While all liquid assets are fungible, not all fungible assets are liquid. If you cannot sell a fungible asset for value in short form, it isn't liquefiable.
|Holds inherent value that can be exchanged (like mutual funds)Is interchangeable for similar items on the open marketMay be a long-term asset that builds value over time||Can be easily traded without losing value (like currency)Straightforward transactions: Pay a price to receive something in exchangeValue available in the short-term|
The financial takeaway
Simply put, fungible assets are interchangeable because their value defines them. Think of currency, mutual funds, and even gasoline as fungible assets. By knowing how fungible assets work - and how they can play into your ultimate portfolio strategy - every investor can make smart decisions about how and where to invest in a combination of both.

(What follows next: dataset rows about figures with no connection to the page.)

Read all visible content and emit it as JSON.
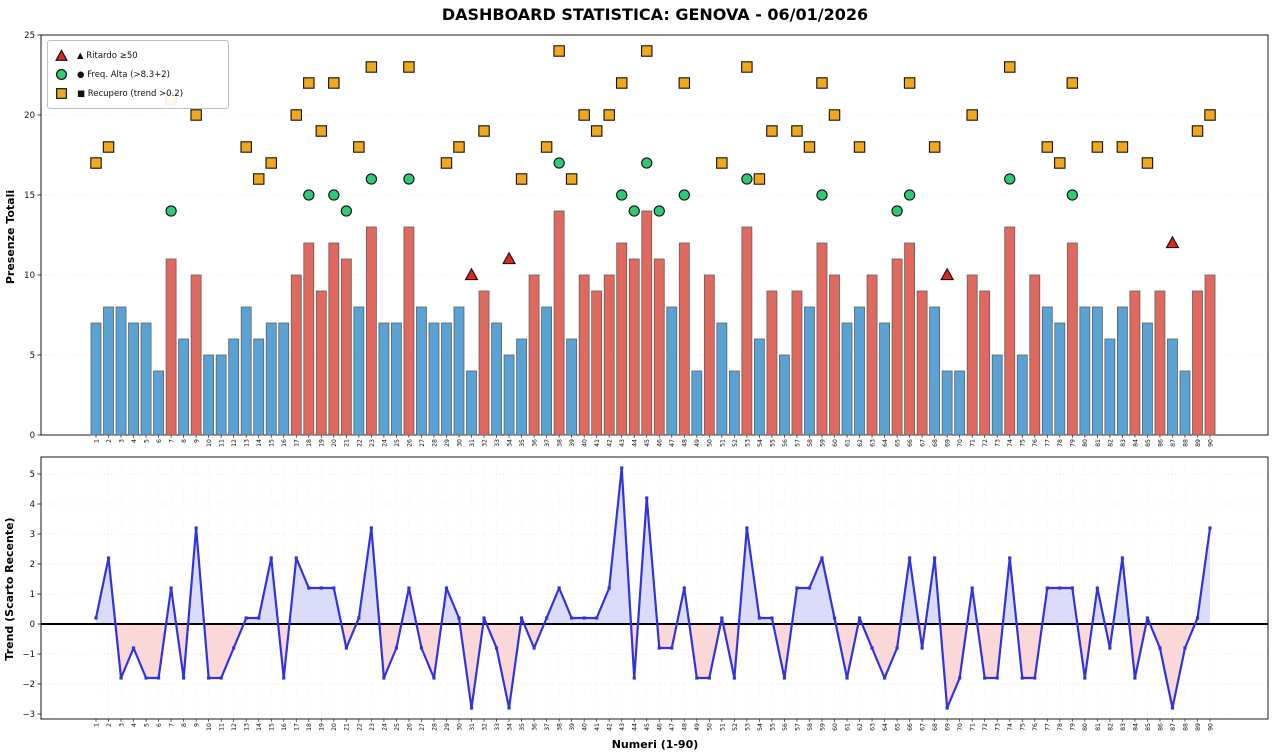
{
  "title": "DASHBOARD STATISTICA: GENOVA - 06/01/2026",
  "colors": {
    "bar_high": "#E0695F",
    "bar_normal": "#5AA2D4",
    "bar_edge": "#5f5f5f",
    "square_marker": "#F2A71C",
    "circle_marker": "#2DCB73",
    "triangle_marker": "#E1251B",
    "marker_edge": "#111111",
    "trend_line": "#3333DD",
    "fill_positive": "#8888EE",
    "fill_negative": "#F59999",
    "grid": "#c9c9c9",
    "spine": "#1a1a1a"
  },
  "legend": {
    "items": [
      {
        "icon": "triangle-marker",
        "label": "▲ Ritardo ≥50"
      },
      {
        "icon": "circle-marker",
        "label": "● Freq. Alta (>8.3+2)"
      },
      {
        "icon": "square-marker",
        "label": "■ Recupero (trend >0.2)"
      }
    ]
  },
  "chart_data": [
    {
      "type": "bar",
      "ylabel": "Presenze Totali",
      "ylim": [
        0,
        25
      ],
      "yticks": [
        0,
        5,
        10,
        15,
        20,
        25
      ],
      "grid": "horizontal",
      "high_min_value": 9,
      "categories": [
        1,
        2,
        3,
        4,
        5,
        6,
        7,
        8,
        9,
        10,
        11,
        12,
        13,
        14,
        15,
        16,
        17,
        18,
        19,
        20,
        21,
        22,
        23,
        24,
        25,
        26,
        27,
        28,
        29,
        30,
        31,
        32,
        33,
        34,
        35,
        36,
        37,
        38,
        39,
        40,
        41,
        42,
        43,
        44,
        45,
        46,
        47,
        48,
        49,
        50,
        51,
        52,
        53,
        54,
        55,
        56,
        57,
        58,
        59,
        60,
        61,
        62,
        63,
        64,
        65,
        66,
        67,
        68,
        69,
        70,
        71,
        72,
        73,
        74,
        75,
        76,
        77,
        78,
        79,
        80,
        81,
        82,
        83,
        84,
        85,
        86,
        87,
        88,
        89,
        90
      ],
      "values": [
        7,
        8,
        8,
        7,
        7,
        4,
        11,
        6,
        10,
        5,
        5,
        6,
        8,
        6,
        7,
        7,
        10,
        12,
        9,
        12,
        11,
        8,
        13,
        7,
        7,
        13,
        8,
        7,
        7,
        8,
        4,
        9,
        7,
        5,
        6,
        10,
        8,
        14,
        6,
        10,
        9,
        10,
        12,
        11,
        14,
        11,
        8,
        12,
        4,
        10,
        7,
        4,
        13,
        6,
        9,
        5,
        9,
        8,
        12,
        10,
        7,
        8,
        10,
        7,
        11,
        12,
        9,
        8,
        4,
        4,
        10,
        9,
        5,
        13,
        5,
        10,
        8,
        7,
        12,
        8,
        8,
        6,
        8,
        9,
        7,
        9,
        6,
        4,
        9,
        10
      ],
      "markers": {
        "triangles": {
          "label": "Ritardo ≥50",
          "points": [
            [
              31,
              10
            ],
            [
              34,
              11
            ],
            [
              69,
              10
            ],
            [
              87,
              12
            ]
          ]
        },
        "circles": {
          "label": "Freq. Alta (>8.3+2)",
          "points": [
            [
              7,
              14
            ],
            [
              18,
              15
            ],
            [
              20,
              15
            ],
            [
              21,
              14
            ],
            [
              23,
              16
            ],
            [
              26,
              16
            ],
            [
              38,
              17
            ],
            [
              43,
              15
            ],
            [
              44,
              14
            ],
            [
              45,
              17
            ],
            [
              46,
              14
            ],
            [
              48,
              15
            ],
            [
              53,
              16
            ],
            [
              59,
              15
            ],
            [
              65,
              14
            ],
            [
              66,
              15
            ],
            [
              74,
              16
            ],
            [
              79,
              15
            ]
          ]
        },
        "squares": {
          "label": "Recupero (trend >0.2)",
          "points": [
            [
              1,
              17
            ],
            [
              2,
              18
            ],
            [
              7,
              21
            ],
            [
              9,
              20
            ],
            [
              13,
              18
            ],
            [
              14,
              16
            ],
            [
              15,
              17
            ],
            [
              17,
              20
            ],
            [
              18,
              22
            ],
            [
              19,
              19
            ],
            [
              20,
              22
            ],
            [
              22,
              18
            ],
            [
              23,
              23
            ],
            [
              26,
              23
            ],
            [
              29,
              17
            ],
            [
              30,
              18
            ],
            [
              32,
              19
            ],
            [
              35,
              16
            ],
            [
              37,
              18
            ],
            [
              38,
              24
            ],
            [
              39,
              16
            ],
            [
              40,
              20
            ],
            [
              41,
              19
            ],
            [
              42,
              20
            ],
            [
              43,
              22
            ],
            [
              45,
              24
            ],
            [
              48,
              22
            ],
            [
              51,
              17
            ],
            [
              53,
              23
            ],
            [
              54,
              16
            ],
            [
              55,
              19
            ],
            [
              57,
              19
            ],
            [
              58,
              18
            ],
            [
              59,
              22
            ],
            [
              60,
              20
            ],
            [
              62,
              18
            ],
            [
              66,
              22
            ],
            [
              68,
              18
            ],
            [
              71,
              20
            ],
            [
              74,
              23
            ],
            [
              77,
              18
            ],
            [
              78,
              17
            ],
            [
              79,
              22
            ],
            [
              81,
              18
            ],
            [
              83,
              18
            ],
            [
              85,
              17
            ],
            [
              89,
              19
            ],
            [
              90,
              20
            ]
          ]
        }
      }
    },
    {
      "type": "line",
      "ylabel": "Trend (Scarto Recente)",
      "xlabel": "Numeri (1-90)",
      "ylim": [
        -3.2,
        5.6
      ],
      "yticks": [
        5,
        4,
        3,
        2,
        1,
        0,
        -1,
        -2,
        -3
      ],
      "grid": "both",
      "zero_line": true,
      "x": [
        1,
        2,
        3,
        4,
        5,
        6,
        7,
        8,
        9,
        10,
        11,
        12,
        13,
        14,
        15,
        16,
        17,
        18,
        19,
        20,
        21,
        22,
        23,
        24,
        25,
        26,
        27,
        28,
        29,
        30,
        31,
        32,
        33,
        34,
        35,
        36,
        37,
        38,
        39,
        40,
        41,
        42,
        43,
        44,
        45,
        46,
        47,
        48,
        49,
        50,
        51,
        52,
        53,
        54,
        55,
        56,
        57,
        58,
        59,
        60,
        61,
        62,
        63,
        64,
        65,
        66,
        67,
        68,
        69,
        70,
        71,
        72,
        73,
        74,
        75,
        76,
        77,
        78,
        79,
        80,
        81,
        82,
        83,
        84,
        85,
        86,
        87,
        88,
        89,
        90
      ],
      "values": [
        0.2,
        2.2,
        -1.8,
        -0.8,
        -1.8,
        -1.8,
        1.2,
        -1.8,
        3.2,
        -1.8,
        -1.8,
        -0.8,
        0.2,
        0.2,
        2.2,
        -1.8,
        2.2,
        1.2,
        1.2,
        1.2,
        -0.8,
        0.2,
        3.2,
        -1.8,
        -0.8,
        1.2,
        -0.8,
        -1.8,
        1.2,
        0.2,
        -2.8,
        0.2,
        -0.8,
        -2.8,
        0.2,
        -0.8,
        0.2,
        1.2,
        0.2,
        0.2,
        0.2,
        1.2,
        5.2,
        -1.8,
        4.2,
        -0.8,
        -0.8,
        1.2,
        -1.8,
        -1.8,
        0.2,
        -1.8,
        3.2,
        0.2,
        0.2,
        -1.8,
        1.2,
        1.2,
        2.2,
        0.2,
        -1.8,
        0.2,
        -0.8,
        -1.8,
        -0.8,
        2.2,
        -0.8,
        2.2,
        -2.8,
        -1.8,
        1.2,
        -1.8,
        -1.8,
        2.2,
        -1.8,
        -1.8,
        1.2,
        1.2,
        1.2,
        -1.8,
        1.2,
        -0.8,
        2.2,
        -1.8,
        0.2,
        -0.8,
        -2.8,
        -0.8,
        0.2,
        3.2
      ]
    }
  ]
}
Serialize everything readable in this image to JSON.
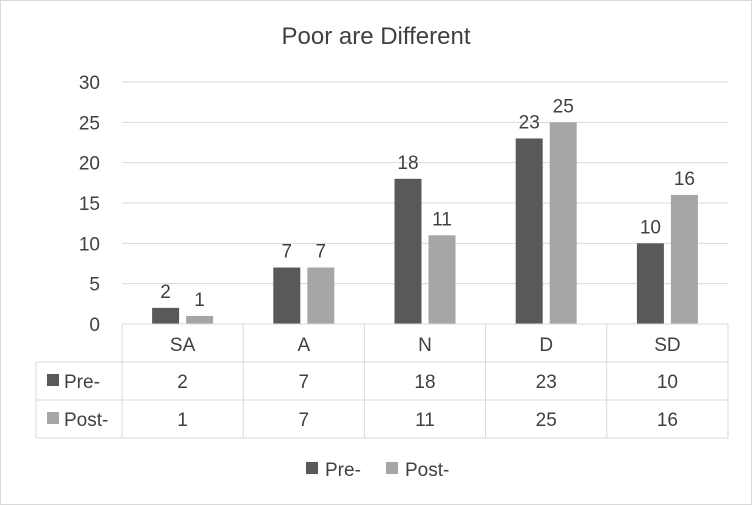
{
  "chart_data": {
    "type": "bar",
    "title": "Poor are Different",
    "categories": [
      "SA",
      "A",
      "N",
      "D",
      "SD"
    ],
    "series": [
      {
        "name": "Pre-",
        "values": [
          2,
          7,
          18,
          23,
          10
        ],
        "color": "#595959"
      },
      {
        "name": "Post-",
        "values": [
          1,
          7,
          11,
          25,
          16
        ],
        "color": "#a6a6a6"
      }
    ],
    "ylim": [
      0,
      30
    ],
    "yticks": [
      0,
      5,
      10,
      15,
      20,
      25,
      30
    ],
    "grid": true,
    "data_table": true,
    "legend_position": "bottom"
  }
}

Although there's a lot of excitement about digital artwork and non-fungible tokens, experts recommend investors take their time to carefully evaluate whether jumping into the space is right for their strategy. Before getting into any asset, it's important to research the rarity of items, understand the trends, and understand the potential risk and rewards.
"Whatever you are deciding to do, be sure you can take the risk," says Les Borsai, co-founder and chief strategy officer of registered investment advisor firm Wave Financial. "Don't spend what you can't afford to lose. Make sure you are buying what you researched. Just because the returns are aggressive and quick, it's key to understand what you are investing in before you do it."